Environmental Science and Engineering Seminar

Small-scale turbulence is a hallmark of countless natural and engineered flows. Its structural, statistical, and dynamical features are commonly understood in terms of velocity gradients. Conventionally, the velocity gradient tensor is decomposed into the symmetric strain-rate tensor, which describes the deformation rate of a fluid parcel, and the antisymmetric vorticity tensor, which describes its rotation rate. These tensors pervade analyses of turbulent flows, from identifying vortices to diagnosing energy transfer to modeling unresolved motions. But do they tell the whole story?

I will introduce a normality-based analysis of velocity gradients that sheds new light on the building blocks of turbulent flows.
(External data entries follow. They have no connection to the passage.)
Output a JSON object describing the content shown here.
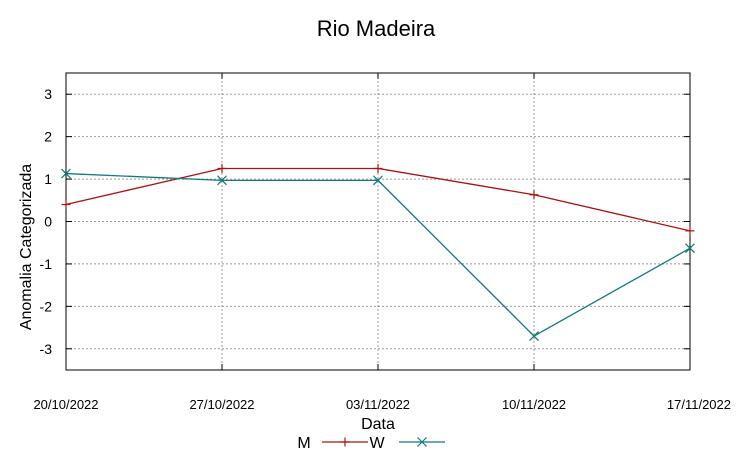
{
  "chart_data": {
    "type": "line",
    "title": "Rio Madeira",
    "xlabel": "Data",
    "ylabel": "Anomalia Categorizada",
    "x": [
      "20/10/2022",
      "27/10/2022",
      "03/11/2022",
      "10/11/2022",
      "17/11/2022"
    ],
    "ylim": [
      -3.5,
      3.5
    ],
    "yticks": [
      -3,
      -2,
      -1,
      0,
      1,
      2,
      3
    ],
    "grid": true,
    "legend": "bottom",
    "series": [
      {
        "name": "M",
        "values": [
          0.4,
          1.25,
          1.25,
          0.63,
          -0.22
        ],
        "color": "#aa1111",
        "marker": "plus"
      },
      {
        "name": "W",
        "values": [
          1.13,
          0.97,
          0.97,
          -2.7,
          -0.63
        ],
        "color": "#117a7a",
        "marker": "cross"
      }
    ]
  }
}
It refines the symmetry-based decomposition into strain and rotation by identifying a third contribution from shearing, a combination of strain and rotation distinguished by its non-normality. This approach captures the fingerprints of regimes and mechanisms in turbulent flows that are obscured by the symmetry-based approach. Crucially, it reveals the essential—perhaps surprising—contribution of shear layers to the sustenance of turbulence. The insights gleaned by this approach have direct implications for the design and evaluation of turbulence models. Although derived from prototypical numerical simulations, they also have the potential to enhance our ability to understand and model turbulence in environmental settings.